Se a De Roberto lo accomuna l’atteggiamento etico, la sua cifra stilistica, lo sappiamo bene, ha ben poco
di verista o realista che dir si voglia. Il suo è infatti un film sussurrato. L’understatement caratterizza la
recitazione di attori dal volto anonimo a esclusione di Claudio Santamaria, il commento musicale
calibratissimo ed essenziale di Paolo Fresu, la magistrale fotografia di Fabio Olmi, con il colore che
implode in un biancoenero più “morale” che suggestivo, segno di uno sguardo che rifiuta
pregiudizialmente ogni leziosità filologica. Il suo pudore espressivo, una compattezza che si esprime anche
nell’impeccabile scelta dei tempi, perfino nella stringatezza della durata di soli ottanta minuti, fanno
risaltare l’orrore per contrasto più di qualsiasi urlo, perorazione o proclama.

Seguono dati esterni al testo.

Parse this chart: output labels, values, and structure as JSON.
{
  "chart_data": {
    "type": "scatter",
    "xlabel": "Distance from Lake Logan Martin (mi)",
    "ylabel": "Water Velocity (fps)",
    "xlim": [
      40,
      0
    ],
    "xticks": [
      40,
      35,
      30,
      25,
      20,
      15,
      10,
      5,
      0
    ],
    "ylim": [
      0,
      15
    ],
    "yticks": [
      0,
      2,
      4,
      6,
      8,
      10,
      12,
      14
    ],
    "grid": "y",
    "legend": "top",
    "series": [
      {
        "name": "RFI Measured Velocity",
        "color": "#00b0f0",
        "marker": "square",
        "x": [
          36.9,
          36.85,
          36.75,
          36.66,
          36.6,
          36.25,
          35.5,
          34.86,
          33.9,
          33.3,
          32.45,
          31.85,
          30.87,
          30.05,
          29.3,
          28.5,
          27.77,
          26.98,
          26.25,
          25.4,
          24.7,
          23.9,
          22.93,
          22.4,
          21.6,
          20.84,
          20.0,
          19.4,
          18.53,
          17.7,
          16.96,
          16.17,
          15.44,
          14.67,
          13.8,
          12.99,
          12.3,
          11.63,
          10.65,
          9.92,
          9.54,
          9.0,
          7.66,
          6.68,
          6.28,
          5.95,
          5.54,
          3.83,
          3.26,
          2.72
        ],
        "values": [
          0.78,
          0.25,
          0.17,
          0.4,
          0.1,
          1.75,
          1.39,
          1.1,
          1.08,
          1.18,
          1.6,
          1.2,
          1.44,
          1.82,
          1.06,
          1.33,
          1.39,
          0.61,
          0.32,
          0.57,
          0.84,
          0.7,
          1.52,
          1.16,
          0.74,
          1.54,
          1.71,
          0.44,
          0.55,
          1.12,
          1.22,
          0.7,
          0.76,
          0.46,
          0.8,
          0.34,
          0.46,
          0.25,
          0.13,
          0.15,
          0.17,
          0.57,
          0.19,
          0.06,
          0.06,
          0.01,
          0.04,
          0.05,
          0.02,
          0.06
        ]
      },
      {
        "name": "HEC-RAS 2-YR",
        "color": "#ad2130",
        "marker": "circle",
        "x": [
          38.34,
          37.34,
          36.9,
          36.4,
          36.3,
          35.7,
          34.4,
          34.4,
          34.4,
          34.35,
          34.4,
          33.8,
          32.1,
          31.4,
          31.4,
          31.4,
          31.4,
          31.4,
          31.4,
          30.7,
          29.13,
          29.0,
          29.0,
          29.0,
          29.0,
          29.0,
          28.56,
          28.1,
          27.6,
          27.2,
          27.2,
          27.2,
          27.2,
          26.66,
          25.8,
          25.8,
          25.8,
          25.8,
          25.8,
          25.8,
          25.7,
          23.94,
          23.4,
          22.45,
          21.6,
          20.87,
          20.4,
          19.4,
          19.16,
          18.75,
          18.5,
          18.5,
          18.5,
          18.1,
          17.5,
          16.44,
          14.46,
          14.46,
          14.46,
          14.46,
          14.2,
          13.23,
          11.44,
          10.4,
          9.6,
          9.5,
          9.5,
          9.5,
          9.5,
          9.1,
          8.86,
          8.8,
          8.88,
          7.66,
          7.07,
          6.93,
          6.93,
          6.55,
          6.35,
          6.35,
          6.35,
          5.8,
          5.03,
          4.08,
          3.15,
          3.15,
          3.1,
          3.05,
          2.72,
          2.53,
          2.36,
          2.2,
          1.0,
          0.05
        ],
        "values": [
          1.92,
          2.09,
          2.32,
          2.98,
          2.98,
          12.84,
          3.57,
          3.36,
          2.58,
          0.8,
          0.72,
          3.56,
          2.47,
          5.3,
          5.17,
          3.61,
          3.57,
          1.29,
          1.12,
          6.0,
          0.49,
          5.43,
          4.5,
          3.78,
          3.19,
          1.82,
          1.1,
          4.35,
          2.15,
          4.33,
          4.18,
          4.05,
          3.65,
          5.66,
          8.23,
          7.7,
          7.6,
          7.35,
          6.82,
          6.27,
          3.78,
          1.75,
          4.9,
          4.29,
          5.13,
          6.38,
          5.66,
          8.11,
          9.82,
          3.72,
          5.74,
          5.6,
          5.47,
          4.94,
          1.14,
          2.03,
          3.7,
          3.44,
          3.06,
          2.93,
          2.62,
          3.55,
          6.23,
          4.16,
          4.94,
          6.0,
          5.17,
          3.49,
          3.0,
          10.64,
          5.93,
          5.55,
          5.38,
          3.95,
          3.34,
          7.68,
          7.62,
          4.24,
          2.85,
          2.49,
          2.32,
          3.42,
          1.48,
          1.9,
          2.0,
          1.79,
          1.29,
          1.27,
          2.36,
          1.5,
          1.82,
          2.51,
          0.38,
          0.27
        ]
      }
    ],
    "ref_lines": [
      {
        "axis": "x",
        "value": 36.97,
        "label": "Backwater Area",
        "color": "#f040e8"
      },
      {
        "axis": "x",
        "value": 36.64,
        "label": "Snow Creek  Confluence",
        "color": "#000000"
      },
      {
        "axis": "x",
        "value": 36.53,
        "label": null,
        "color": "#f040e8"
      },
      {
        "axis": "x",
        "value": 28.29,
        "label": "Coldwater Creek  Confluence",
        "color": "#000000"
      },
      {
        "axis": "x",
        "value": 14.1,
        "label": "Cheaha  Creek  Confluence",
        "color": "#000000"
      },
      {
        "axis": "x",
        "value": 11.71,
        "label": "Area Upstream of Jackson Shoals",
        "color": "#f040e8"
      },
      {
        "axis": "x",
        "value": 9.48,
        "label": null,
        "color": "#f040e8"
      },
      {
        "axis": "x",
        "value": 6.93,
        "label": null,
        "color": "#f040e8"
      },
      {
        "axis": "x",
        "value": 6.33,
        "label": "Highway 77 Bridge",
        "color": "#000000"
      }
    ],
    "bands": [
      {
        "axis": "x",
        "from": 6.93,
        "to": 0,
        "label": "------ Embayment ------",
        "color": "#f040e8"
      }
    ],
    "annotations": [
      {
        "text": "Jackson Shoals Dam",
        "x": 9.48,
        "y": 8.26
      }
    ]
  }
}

Alberto Farassino sosteneva che il cinema di Olmi racconta quasi sempre la stessa cosa, cioè un
passaggio d’epoca colto attraverso i mutamenti della cultura materiale. Ci sembra che la considerazione
possa valere anche per Torneranno i prati, che dello spazio angusto di una trincea riesce a fare
microcosmo di provenienze geografiche e sociali, anime e destini, luogo e momento di svolta per un’intera
Nazione. Se con La grande guerra (1959) Monicelli riusciva – scandalosamente, per i tempi – a
contaminare l’enormità della tragedia con i modi della commedia, il regista bergamasco ne coglie l’essenza
sul piano della dignità umana ferita ma anche della dolorosa costruzione di una koiné, chiudendo più di
cinquant’anni dopo il cerchio di un dittico da consegnare alla storia della Settima arte.